Kalau dari sisi umum, tentu kembali lagi pada budaya tempat kita tinggal. Kalau di masyarakat sini, pola pikirnya masih sangat terpengaruh dengan agama mayoritas (yang berdasarkan budaya lain, bukan budaya Indonesia) yang menganggap pelacur adalah kotor/hina.
Kalau kita lihat di berbagai sudut pandang budaya, pandangan masyarakat terhadap pelacur itu bervariasi. Di Jepang kuno, misalnya,
oiran (花魁) adalah pelacur yang memiliki kemampuan seni layaknya
geisha (芸者). Di antara mereka, ada yang memiliki kekayaan dan kedudukan tinggi bahkan berpengaruh dalam politik. Secara teknis, mereka pelacur (memberikan kesenangan dengan harga tertentu), tapi secara 'kasta', jauh lebih tinggi bahkan dari Samurai biasa. Jadi objek yang sama, namun dampak yang ditimbulkan dalam budaya adalah berbeda. Karena itu saya mengatakan prostitusi netral, bukan mulia, bukan hina.

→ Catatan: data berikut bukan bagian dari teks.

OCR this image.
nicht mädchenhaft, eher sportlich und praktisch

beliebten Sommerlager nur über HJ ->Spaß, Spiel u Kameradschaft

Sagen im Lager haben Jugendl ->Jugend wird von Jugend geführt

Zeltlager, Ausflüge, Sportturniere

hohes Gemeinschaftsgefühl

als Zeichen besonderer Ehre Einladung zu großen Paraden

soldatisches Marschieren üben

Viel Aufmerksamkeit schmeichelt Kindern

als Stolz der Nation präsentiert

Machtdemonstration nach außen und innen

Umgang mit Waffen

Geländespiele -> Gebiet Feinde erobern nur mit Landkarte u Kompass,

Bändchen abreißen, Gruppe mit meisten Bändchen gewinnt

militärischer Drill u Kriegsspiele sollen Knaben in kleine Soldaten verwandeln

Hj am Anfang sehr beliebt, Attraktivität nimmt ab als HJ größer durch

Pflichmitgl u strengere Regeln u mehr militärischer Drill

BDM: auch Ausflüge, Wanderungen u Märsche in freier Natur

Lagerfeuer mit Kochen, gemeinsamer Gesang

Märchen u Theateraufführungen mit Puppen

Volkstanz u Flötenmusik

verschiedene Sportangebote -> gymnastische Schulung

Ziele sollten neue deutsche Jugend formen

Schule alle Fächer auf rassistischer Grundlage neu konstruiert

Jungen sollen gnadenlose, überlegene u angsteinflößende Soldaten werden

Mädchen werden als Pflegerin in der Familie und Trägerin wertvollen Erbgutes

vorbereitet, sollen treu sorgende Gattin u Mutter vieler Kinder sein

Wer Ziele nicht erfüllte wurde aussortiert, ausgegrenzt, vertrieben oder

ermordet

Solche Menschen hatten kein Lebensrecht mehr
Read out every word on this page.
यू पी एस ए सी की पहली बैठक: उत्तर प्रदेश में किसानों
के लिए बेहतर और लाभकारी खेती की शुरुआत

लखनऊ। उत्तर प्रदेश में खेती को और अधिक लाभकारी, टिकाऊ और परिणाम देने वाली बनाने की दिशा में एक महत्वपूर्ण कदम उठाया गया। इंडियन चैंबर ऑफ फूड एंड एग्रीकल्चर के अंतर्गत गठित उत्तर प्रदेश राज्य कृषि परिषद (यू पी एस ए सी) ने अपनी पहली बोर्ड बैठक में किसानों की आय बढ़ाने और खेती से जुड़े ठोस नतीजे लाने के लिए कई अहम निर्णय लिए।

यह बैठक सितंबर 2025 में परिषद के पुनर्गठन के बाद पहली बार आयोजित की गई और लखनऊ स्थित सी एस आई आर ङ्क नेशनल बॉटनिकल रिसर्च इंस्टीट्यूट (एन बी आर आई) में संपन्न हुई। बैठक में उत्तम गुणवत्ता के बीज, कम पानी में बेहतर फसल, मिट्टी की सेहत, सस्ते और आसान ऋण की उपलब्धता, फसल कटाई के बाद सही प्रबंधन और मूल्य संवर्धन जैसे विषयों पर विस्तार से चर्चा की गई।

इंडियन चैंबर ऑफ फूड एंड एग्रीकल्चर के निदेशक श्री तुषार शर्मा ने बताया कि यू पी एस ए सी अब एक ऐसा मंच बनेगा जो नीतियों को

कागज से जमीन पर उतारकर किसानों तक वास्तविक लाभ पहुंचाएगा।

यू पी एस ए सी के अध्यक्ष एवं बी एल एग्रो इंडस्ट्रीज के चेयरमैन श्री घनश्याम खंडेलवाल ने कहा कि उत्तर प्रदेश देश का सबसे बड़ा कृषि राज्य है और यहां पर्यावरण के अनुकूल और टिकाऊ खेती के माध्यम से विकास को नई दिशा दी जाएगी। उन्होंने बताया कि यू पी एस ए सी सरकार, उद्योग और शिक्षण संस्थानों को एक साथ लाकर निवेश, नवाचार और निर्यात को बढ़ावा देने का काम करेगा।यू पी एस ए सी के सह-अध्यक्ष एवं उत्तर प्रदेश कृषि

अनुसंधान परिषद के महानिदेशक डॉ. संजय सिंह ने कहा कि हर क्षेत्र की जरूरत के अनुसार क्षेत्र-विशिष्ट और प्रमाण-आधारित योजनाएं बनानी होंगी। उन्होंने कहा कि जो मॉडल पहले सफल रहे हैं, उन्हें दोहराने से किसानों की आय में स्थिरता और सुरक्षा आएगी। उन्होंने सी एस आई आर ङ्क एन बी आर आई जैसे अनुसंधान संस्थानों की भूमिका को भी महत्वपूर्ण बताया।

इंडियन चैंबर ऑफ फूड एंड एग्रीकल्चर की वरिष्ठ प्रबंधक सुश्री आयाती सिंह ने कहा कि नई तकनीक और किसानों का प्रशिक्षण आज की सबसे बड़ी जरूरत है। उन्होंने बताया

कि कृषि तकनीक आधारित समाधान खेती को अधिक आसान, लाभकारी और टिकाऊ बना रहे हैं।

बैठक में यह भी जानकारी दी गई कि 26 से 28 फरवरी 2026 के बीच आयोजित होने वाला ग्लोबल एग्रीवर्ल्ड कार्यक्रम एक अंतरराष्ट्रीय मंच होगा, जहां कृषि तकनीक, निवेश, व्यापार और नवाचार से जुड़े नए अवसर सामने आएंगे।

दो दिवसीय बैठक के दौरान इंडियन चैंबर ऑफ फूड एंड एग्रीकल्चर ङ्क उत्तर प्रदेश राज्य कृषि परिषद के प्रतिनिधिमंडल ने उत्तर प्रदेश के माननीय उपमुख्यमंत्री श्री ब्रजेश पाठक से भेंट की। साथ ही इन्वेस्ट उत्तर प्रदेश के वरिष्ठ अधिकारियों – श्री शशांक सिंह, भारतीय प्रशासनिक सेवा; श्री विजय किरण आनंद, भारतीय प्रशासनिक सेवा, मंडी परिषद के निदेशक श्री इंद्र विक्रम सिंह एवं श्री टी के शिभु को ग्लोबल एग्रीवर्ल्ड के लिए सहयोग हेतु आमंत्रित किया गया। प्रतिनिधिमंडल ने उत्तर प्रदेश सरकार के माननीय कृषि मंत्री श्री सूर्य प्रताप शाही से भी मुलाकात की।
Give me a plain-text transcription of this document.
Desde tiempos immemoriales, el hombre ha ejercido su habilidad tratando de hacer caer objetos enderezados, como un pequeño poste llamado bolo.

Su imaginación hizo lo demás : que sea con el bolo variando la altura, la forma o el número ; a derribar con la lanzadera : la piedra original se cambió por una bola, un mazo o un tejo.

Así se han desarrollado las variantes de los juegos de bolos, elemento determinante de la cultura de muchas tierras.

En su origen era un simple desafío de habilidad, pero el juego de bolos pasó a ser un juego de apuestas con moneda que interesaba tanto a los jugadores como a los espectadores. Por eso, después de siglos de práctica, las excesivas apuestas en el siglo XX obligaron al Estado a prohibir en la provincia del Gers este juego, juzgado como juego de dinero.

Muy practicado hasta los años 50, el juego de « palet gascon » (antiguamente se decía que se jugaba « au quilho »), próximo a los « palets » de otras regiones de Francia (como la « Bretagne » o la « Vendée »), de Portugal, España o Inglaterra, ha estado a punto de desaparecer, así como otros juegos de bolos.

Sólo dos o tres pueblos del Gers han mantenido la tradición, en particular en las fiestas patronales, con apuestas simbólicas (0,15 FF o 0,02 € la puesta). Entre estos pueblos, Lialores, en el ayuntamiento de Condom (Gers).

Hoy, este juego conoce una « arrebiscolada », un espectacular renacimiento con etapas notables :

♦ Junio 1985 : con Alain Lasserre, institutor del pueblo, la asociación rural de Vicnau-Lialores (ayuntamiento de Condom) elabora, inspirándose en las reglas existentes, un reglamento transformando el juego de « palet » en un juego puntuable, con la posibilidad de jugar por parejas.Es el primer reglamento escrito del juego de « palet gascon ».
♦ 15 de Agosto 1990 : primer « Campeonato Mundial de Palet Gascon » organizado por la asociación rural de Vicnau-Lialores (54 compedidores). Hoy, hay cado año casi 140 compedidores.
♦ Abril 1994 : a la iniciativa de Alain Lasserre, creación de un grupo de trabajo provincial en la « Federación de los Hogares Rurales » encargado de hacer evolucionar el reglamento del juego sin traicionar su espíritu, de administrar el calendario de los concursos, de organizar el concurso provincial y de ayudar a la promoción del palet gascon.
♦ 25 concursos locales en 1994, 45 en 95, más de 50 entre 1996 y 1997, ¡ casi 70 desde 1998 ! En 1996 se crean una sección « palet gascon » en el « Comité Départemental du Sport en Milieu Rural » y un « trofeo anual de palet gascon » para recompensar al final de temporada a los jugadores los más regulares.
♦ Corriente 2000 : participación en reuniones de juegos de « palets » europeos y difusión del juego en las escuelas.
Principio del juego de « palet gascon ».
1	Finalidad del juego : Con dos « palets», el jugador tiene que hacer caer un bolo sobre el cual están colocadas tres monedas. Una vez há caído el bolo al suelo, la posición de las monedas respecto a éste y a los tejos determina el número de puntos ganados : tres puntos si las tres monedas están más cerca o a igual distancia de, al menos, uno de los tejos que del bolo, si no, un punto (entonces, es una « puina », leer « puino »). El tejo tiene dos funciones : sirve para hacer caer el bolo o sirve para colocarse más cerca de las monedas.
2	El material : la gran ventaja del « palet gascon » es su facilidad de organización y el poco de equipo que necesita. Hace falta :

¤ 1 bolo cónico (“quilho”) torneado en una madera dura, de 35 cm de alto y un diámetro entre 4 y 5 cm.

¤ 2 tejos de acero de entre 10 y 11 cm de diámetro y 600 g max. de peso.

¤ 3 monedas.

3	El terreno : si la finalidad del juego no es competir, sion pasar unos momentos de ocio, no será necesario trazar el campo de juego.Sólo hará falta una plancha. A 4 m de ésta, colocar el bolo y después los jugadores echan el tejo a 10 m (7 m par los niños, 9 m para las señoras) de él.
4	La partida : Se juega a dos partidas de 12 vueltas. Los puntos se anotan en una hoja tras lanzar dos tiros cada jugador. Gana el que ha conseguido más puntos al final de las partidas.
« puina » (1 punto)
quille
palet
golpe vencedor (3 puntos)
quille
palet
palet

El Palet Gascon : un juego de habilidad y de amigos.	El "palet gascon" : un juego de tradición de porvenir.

Dari sisi kesehatan juga seperti saya bilang sebelumnya, jika memang mengikuti ketentuan yang berlaku, risiko bisa dikurangi. Saya ambil contoh industri film porno di mana bintangnya bisa berhubungan dengan banyak sekali pasangan. Tetapi mereka menjalani berbagai tes kesehatan dengan lumayan ketat, maka penularan STD boleh dibilang terkontrol. Memang perbedaannya adalah dalam kasus prostitusi, konsumen cenderung tidak mau diperiksa karena data medisnya akan tercatat. Ini yang menjadi masalah utama.
Selain tes kesehatan, praktik berhubungan seks-nya juga biasanya mengikuti aturan tertentu, misalnya tidak berciuman, tidak melakukan oral/anal, dan harus mengenakan kondom.